# HTPC's, speakers & hard drives



## nova (Apr 30, 2006)

So Saturday morning, while perusing HTS forums, my faithful old Opteron 170 based PC died on me. Had various BSOD and every time I rebooted I got a different one. Then on Sunday morning it would not even power up. As this rig is getting a bit long in the tooth, I have yet to do much troubleshooting other than swapping out the PSU. So on a whim, more or less, I went out and picked up a new 15.4" MacBook Pro w/ Core i7. 
I have been looking for streaming solutions and laptops for several months and was about to purchase a ROKU XD/S but I don't think I will now. So to get to the point... I'm wondering if anyone with a HTPC has ever had any issues with speakers and hard drives? I'm sure my speakers are well shielded, but still... The most convenient spot to place the laptop is on the sub, I don't think thats a good idea just because of the vibration. Second would be the floor but with the carpet I'd be concerned with the laptop overheating. 
I'm interested in hearing about others' experiences along these lines. Anyone ever loose a HD due to the magnets? Or suspect issues due to the speakers?


----------



## mechman (Feb 8, 2007)

If it were me Mark, I'd find some sort of shelf type solution to put the Macbook on. Mainly for the issues that you've raised.


----------



## gorb (Sep 5, 2010)

I've never had a drive damaged by a speaker or a sub, but I've also never put a laptop or a drive on one. I'd definitely recommend getting some sort of shelf like mechman said.


----------



## Infrasonic (Sep 28, 2010)

A friend of mine thinks he wiped his HD by placing his PC (tower) right next to his large woofer. He ended up having to get a new HD. Magnets + vibration = bad!


----------



## sTechnical (Mar 15, 2011)

Im a complete newbie when it comes to these things, I really dont need the av reciever as the HTPC itself will control the sound via the x-fi xtreme music surely?
So would the sound quality be far superior on the logitech z5500 via the 3 analogue cables to the soundcard.
Ive heard that the optical out to a home theater system does'nt always give true 5.1 and can cause problems.
thanks......


----------



## nova (Apr 30, 2006)

Not sure. I have had several computers with S/PDIF and/or optical outputs. I have never been able to discern a difference between the two nor have I ever had issues with 5.1 from these computers.


----------



## Infrasonic (Sep 28, 2010)

sTechnical, you could use the optical out from the sound card to the z5500 and you should not have any problems. You could use your computer as the 'receiver' as long as you don't run out of inputs or need to connect speakers via regular speaker wire. Good luck!


----------



## peterselby7 (Nov 29, 2008)

nova said:


> Not sure. I have had several computers with S/PDIF and/or optical outputs. I have never been able to discern a difference between the two nor have I ever had issues with 5.1 from these computers.

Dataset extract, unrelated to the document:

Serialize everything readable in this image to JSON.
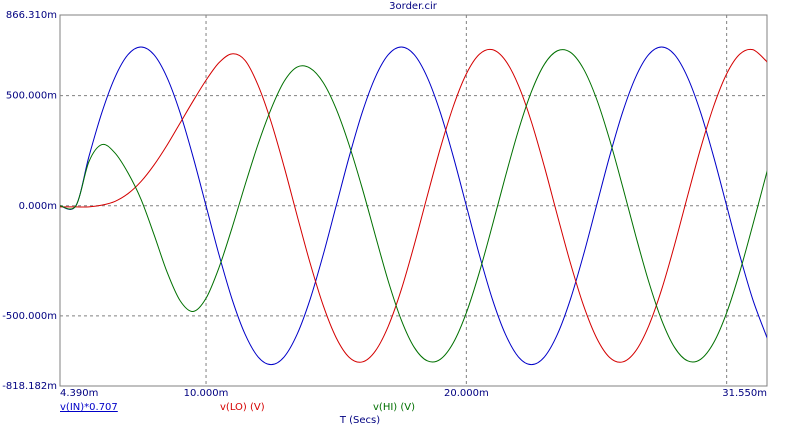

Using the optical cable has the advantage of helping to keep ground loops out of your home theater gear. That is if you have the HTPC on a separate circuit. I use three circuits on my home theater. One for the HTPC, one for the amplifiers, and one for pre-amps and source equipment. 

Overboard yes, but I don't have to worry about my amps causing a circuit to pop and shutting down my PC either.


----------